Purpose Glioblastoma (GBM) is the most common form of malignant glioma in adults. Although protected by both the blood brain- and blood tumor-barriers, T cells actively infiltrate GBM. Previous work has shown that IDO, CTLA-4 and PD-L1 are dominant molecular participants in the suppression of GBM immunity. This includes IDO-mediated regulatory T cell (Treg; CD4+CD25+FoxP3+) accumulation, the interaction of T cell-expressed, CTLA-4, with dendritic cell-expressed, CD80, as well as the interaction of tumor- and/or macrophage-expressed, PD-L1, with T cell-expressed, PD-1. The individual inhibition of each pathway has been shown to increase survival in the context of experimental GBM. However, the impact of simultaneously targeting all three pathways in blood tumor-barriers, GBMs are actively infiltrated by T cells.

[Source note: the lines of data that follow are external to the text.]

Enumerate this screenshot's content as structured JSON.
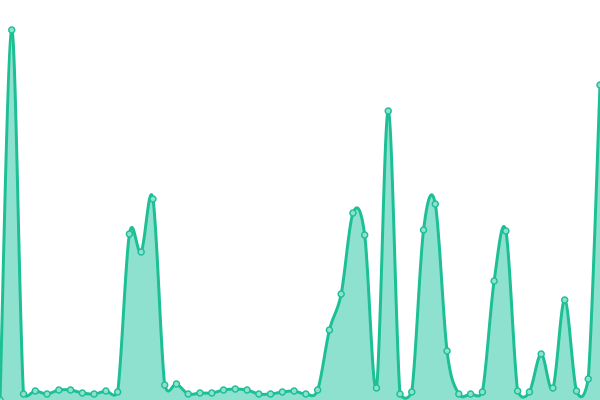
{
  "chart_data": {
    "type": "area",
    "title": "",
    "xlabel": "",
    "ylabel": "",
    "x": [
      0,
      1,
      2,
      3,
      4,
      5,
      6,
      7,
      8,
      9,
      10,
      11,
      12,
      13,
      14,
      15,
      16,
      17,
      18,
      19,
      20,
      21,
      22,
      23,
      24,
      25,
      26,
      27,
      28,
      29,
      30,
      31,
      32,
      33,
      34,
      35,
      36,
      37,
      38,
      39,
      40,
      41,
      42,
      43,
      44,
      45,
      46,
      47,
      48,
      49,
      50,
      51
    ],
    "values": [
      0,
      370,
      6,
      9,
      6,
      10,
      10,
      7,
      6,
      9,
      8,
      166,
      148,
      201,
      15,
      16,
      6,
      7,
      7,
      10,
      11,
      10,
      6,
      6,
      8,
      9,
      6,
      10,
      70,
      106,
      187,
      165,
      12,
      289,
      6,
      8,
      170,
      196,
      49,
      6,
      6,
      8,
      119,
      169,
      9,
      8,
      46,
      12,
      100,
      9,
      21,
      315
    ],
    "xlim": [
      0,
      51
    ],
    "ylim": [
      0,
      400
    ],
    "grid": false,
    "axes_visible": false,
    "line_color": "#1dbf95",
    "fill_color": "#8ee1cf",
    "marker_fill": "#8ee1cf"
  }
}
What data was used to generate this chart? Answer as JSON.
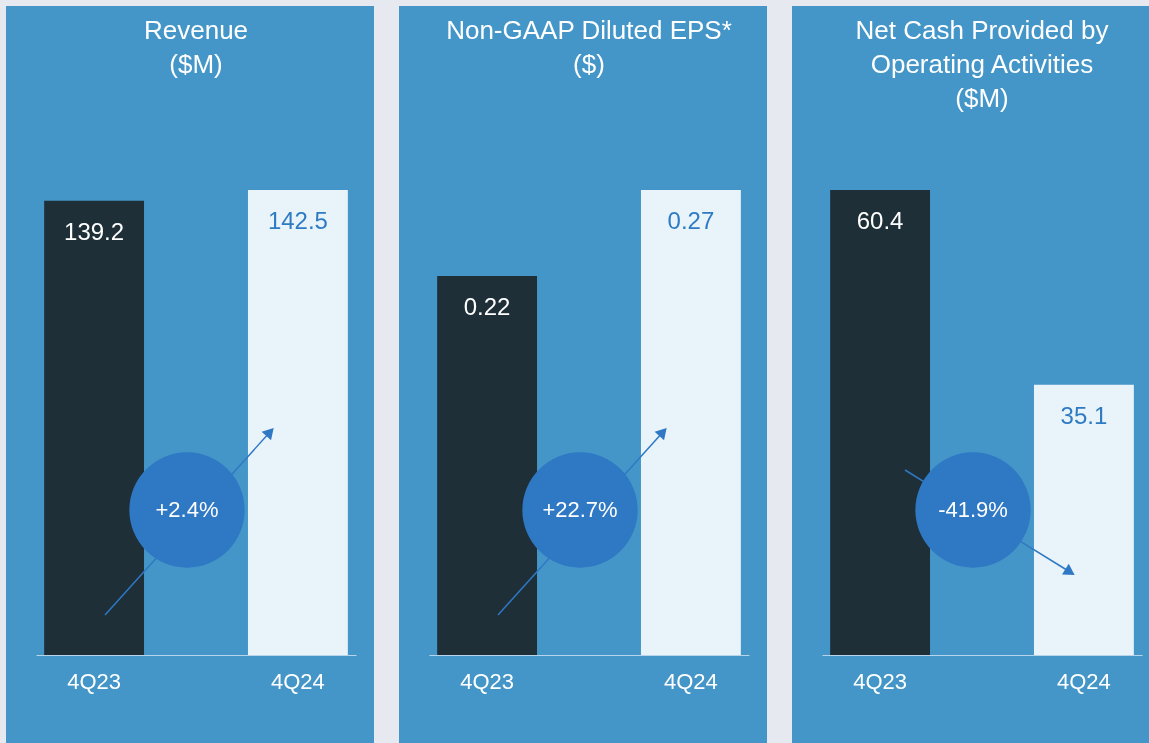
{
  "chart_data": [
    {
      "type": "bar",
      "title": "Revenue\n($M)",
      "categories": [
        "4Q23",
        "4Q24"
      ],
      "values": [
        139.2,
        142.5
      ],
      "colors": [
        "#1e2f38",
        "#e8f3fa"
      ],
      "data_labels": true,
      "annotations": [
        "+2.4%"
      ]
    },
    {
      "type": "bar",
      "title": "Non-GAAP Diluted EPS*\n($)",
      "categories": [
        "4Q23",
        "4Q24"
      ],
      "values": [
        0.22,
        0.27
      ],
      "colors": [
        "#1e2f38",
        "#e8f3fa"
      ],
      "data_labels": true,
      "annotations": [
        "+22.7%"
      ]
    },
    {
      "type": "bar",
      "title": "Net Cash Provided by\nOperating Activities\n($M)",
      "categories": [
        "4Q23",
        "4Q24"
      ],
      "values": [
        60.4,
        35.1
      ],
      "colors": [
        "#1e2f38",
        "#e8f3fa"
      ],
      "data_labels": true,
      "annotations": [
        "-41.9%"
      ]
    }
  ]
}
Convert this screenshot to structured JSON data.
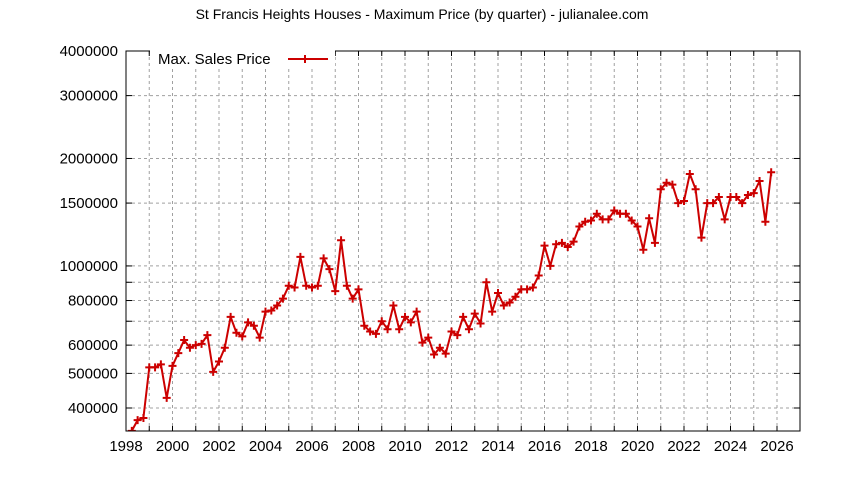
{
  "title": "St Francis Heights Houses - Maximum Price (by quarter) - julianalee.com",
  "legend": {
    "label": "Max. Sales Price",
    "color": "#cc0000"
  },
  "colors": {
    "series": "#cc0000",
    "grid": "#a0a0a0",
    "axis": "#000000"
  },
  "chart_data": {
    "type": "line",
    "title": "St Francis Heights Houses - Maximum Price (by quarter) - julianalee.com",
    "xlabel": "",
    "ylabel": "",
    "yscale": "log",
    "xlim": [
      1998,
      2027
    ],
    "ylim": [
      345000,
      4000000
    ],
    "grid": true,
    "legend_position": "top-left",
    "x_ticks": [
      1998,
      2000,
      2002,
      2004,
      2006,
      2008,
      2010,
      2012,
      2014,
      2016,
      2018,
      2020,
      2022,
      2024,
      2026
    ],
    "y_ticks": [
      400000,
      500000,
      600000,
      800000,
      1000000,
      1500000,
      2000000,
      3000000,
      4000000
    ],
    "y_tick_labels": [
      "400000",
      "500000",
      "600000",
      "800000",
      "1000000",
      "1500000",
      "2000000",
      "3000000",
      "4000000"
    ],
    "y_minor_gridlines": [
      700000,
      900000
    ],
    "series": [
      {
        "name": "Max. Sales Price",
        "x": [
          1998.25,
          1998.5,
          1998.75,
          1999.0,
          1999.25,
          1999.5,
          1999.75,
          2000.0,
          2000.25,
          2000.5,
          2000.75,
          2001.0,
          2001.25,
          2001.5,
          2001.75,
          2002.0,
          2002.25,
          2002.5,
          2002.75,
          2003.0,
          2003.25,
          2003.5,
          2003.75,
          2004.0,
          2004.25,
          2004.5,
          2004.75,
          2005.0,
          2005.25,
          2005.5,
          2005.75,
          2006.0,
          2006.25,
          2006.5,
          2006.75,
          2007.0,
          2007.25,
          2007.5,
          2007.75,
          2008.0,
          2008.25,
          2008.5,
          2008.75,
          2009.0,
          2009.25,
          2009.5,
          2009.75,
          2010.0,
          2010.25,
          2010.5,
          2010.75,
          2011.0,
          2011.25,
          2011.5,
          2011.75,
          2012.0,
          2012.25,
          2012.5,
          2012.75,
          2013.0,
          2013.25,
          2013.5,
          2013.75,
          2014.0,
          2014.25,
          2014.5,
          2014.75,
          2015.0,
          2015.25,
          2015.5,
          2015.75,
          2016.0,
          2016.25,
          2016.5,
          2016.75,
          2017.0,
          2017.25,
          2017.5,
          2017.75,
          2018.0,
          2018.25,
          2018.5,
          2018.75,
          2019.0,
          2019.25,
          2019.5,
          2019.75,
          2020.0,
          2020.25,
          2020.5,
          2020.75,
          2021.0,
          2021.25,
          2021.5,
          2021.75,
          2022.0,
          2022.25,
          2022.5,
          2022.75,
          2023.0,
          2023.25,
          2023.5,
          2023.75,
          2024.0,
          2024.25,
          2024.5,
          2024.75,
          2025.0,
          2025.25,
          2025.5,
          2025.75
        ],
        "values": [
          345000,
          370000,
          375000,
          520000,
          520000,
          530000,
          427000,
          525000,
          570000,
          620000,
          590000,
          600000,
          605000,
          640000,
          505000,
          540000,
          590000,
          720000,
          650000,
          635000,
          695000,
          680000,
          630000,
          745000,
          750000,
          775000,
          810000,
          880000,
          870000,
          1060000,
          880000,
          870000,
          880000,
          1050000,
          980000,
          850000,
          1180000,
          880000,
          810000,
          860000,
          680000,
          655000,
          645000,
          700000,
          665000,
          775000,
          665000,
          720000,
          695000,
          745000,
          610000,
          630000,
          565000,
          590000,
          568000,
          655000,
          640000,
          720000,
          665000,
          735000,
          690000,
          900000,
          745000,
          840000,
          775000,
          790000,
          820000,
          860000,
          860000,
          870000,
          940000,
          1140000,
          1000000,
          1150000,
          1160000,
          1130000,
          1170000,
          1290000,
          1330000,
          1340000,
          1400000,
          1350000,
          1350000,
          1430000,
          1400000,
          1400000,
          1340000,
          1290000,
          1110000,
          1360000,
          1160000,
          1640000,
          1710000,
          1690000,
          1500000,
          1520000,
          1810000,
          1640000,
          1200000,
          1500000,
          1500000,
          1560000,
          1350000,
          1560000,
          1560000,
          1500000,
          1580000,
          1600000,
          1730000,
          1330000,
          1830000
        ]
      }
    ]
  }
}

Experimental Design and Results In this report, we demonstrate that, when dually-challenged, IDO-deficient tumors provide a selectively competitive survival advantage against IDO-competent tumors. Next, we provide novel observations regarding tryptophan catabolic enzyme expression, before showing that the therapeutic inhibition of IDO, CTLA-4 and PD-L1 in a mouse model of well-established glioma maximally decreases tumor-infiltrating Tregs, coincident with a significant increase in T cell-mediated long-term survival. In fact, 100% of mice bearing intracranial tumors were long-term survivors following triple combination therapy. The expression and/or frequency of T cell-expressed CD44, CTLA-4, PD-1 and IFN-γ depended on timing after immunotherapeutic administration. Conclusions Collectively, these data provide strong pre-clinical evidence that combinatorially-targeting immunosuppression in malignant glioma is a strategy that has high potential value for future clinical trials in patients with GBM.